Lander also asserted that sports consumption is fundamentally dependent on real-time uncertainty. In an era when social media delivers results and highlights instantly, delayed broadcasts are largely unwatchable, making international expansion through time-shifted viewing somewhat of a dead end.
Markets such as Mexico and Brazil, which have some of the largest NFL fan bases outside the United States according to Sports Business Journal, could offer more favourable time zones and align with Deidra Dionne’s view of DAZN’s approach to shared football audiences, where the CFL can sit within a complementary content offering.
The rise in global popularity of other North American sports points to how expansion can still work despite time zone challenges, as digital platforms now carry engagement well beyond live broadcasts – something Dionne calls DAZN’s bread and butter.
“DAZN offers a modern, flexible, personalized experience and is built to be accessible to every fan, anywhere and any way they consume the game, and the technology we have invested in has performed very well in enhancing the fan experience,” she said.
That approach shows up in its wider product, built around on-demand replays, condensed games and highlights, along with original documentaries and feature programming aimed at keeping audiences engaged after game day.
“[DAZN’s role] will be about deep storytelling and telling the CFL’s stories with the same boldness and aggression as other sports leagues … We’re going to be additive to what’s previously been out there, and that means more voices talking about the league.”
Saturday Night Football will anchor DAZN’s CFL coverage, as the platform will become the exclusive home of the weekly 7 p.m. ET broadcast throughout the regular season and extend into the first two playoff rounds. Saturday Night Football broadcasts will be produced by DAZN with its own on-air team, as a new roster of analysts, play-by-play announcers, commentators, and sideline reporters will be assembled to deliver the product. However, beyond the announcement, DAZN’s production style and format for the broadcasts remain unclear, as plans are still being finalized. Meanwhile, TSN will air up to three regular-season games per week, totalling 60 games, and remains the home of six playoff games and the Grey Cup.

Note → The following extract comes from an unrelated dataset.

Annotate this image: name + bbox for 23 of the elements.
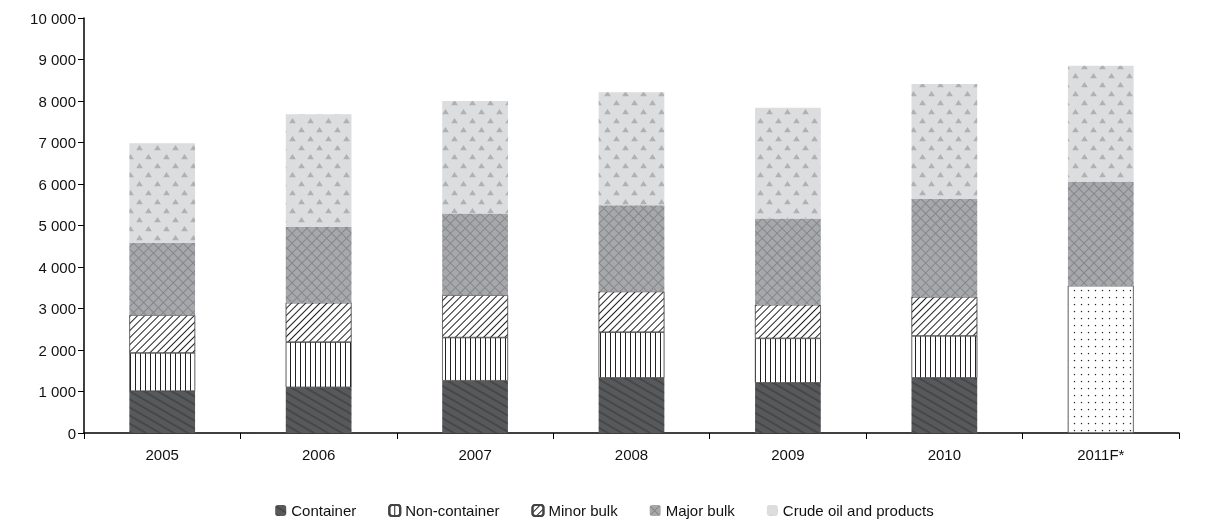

Nathan Rourke didn’t need the world to discover him to become the CFL’s most dominant quarterback. The league’s $500 million bet is that the world is finally ready to. For a player who has spent his career rewriting Canadian football records in relative obscurity, DAZN represents something the CFL has never genuinely offered its best players before – a global stage. Fans in Mexico City, London, and Seoul coming to know “Kid Canada” the way Canadian football fans do will ultimately be the difference between a watershed moment and an expensive experiment.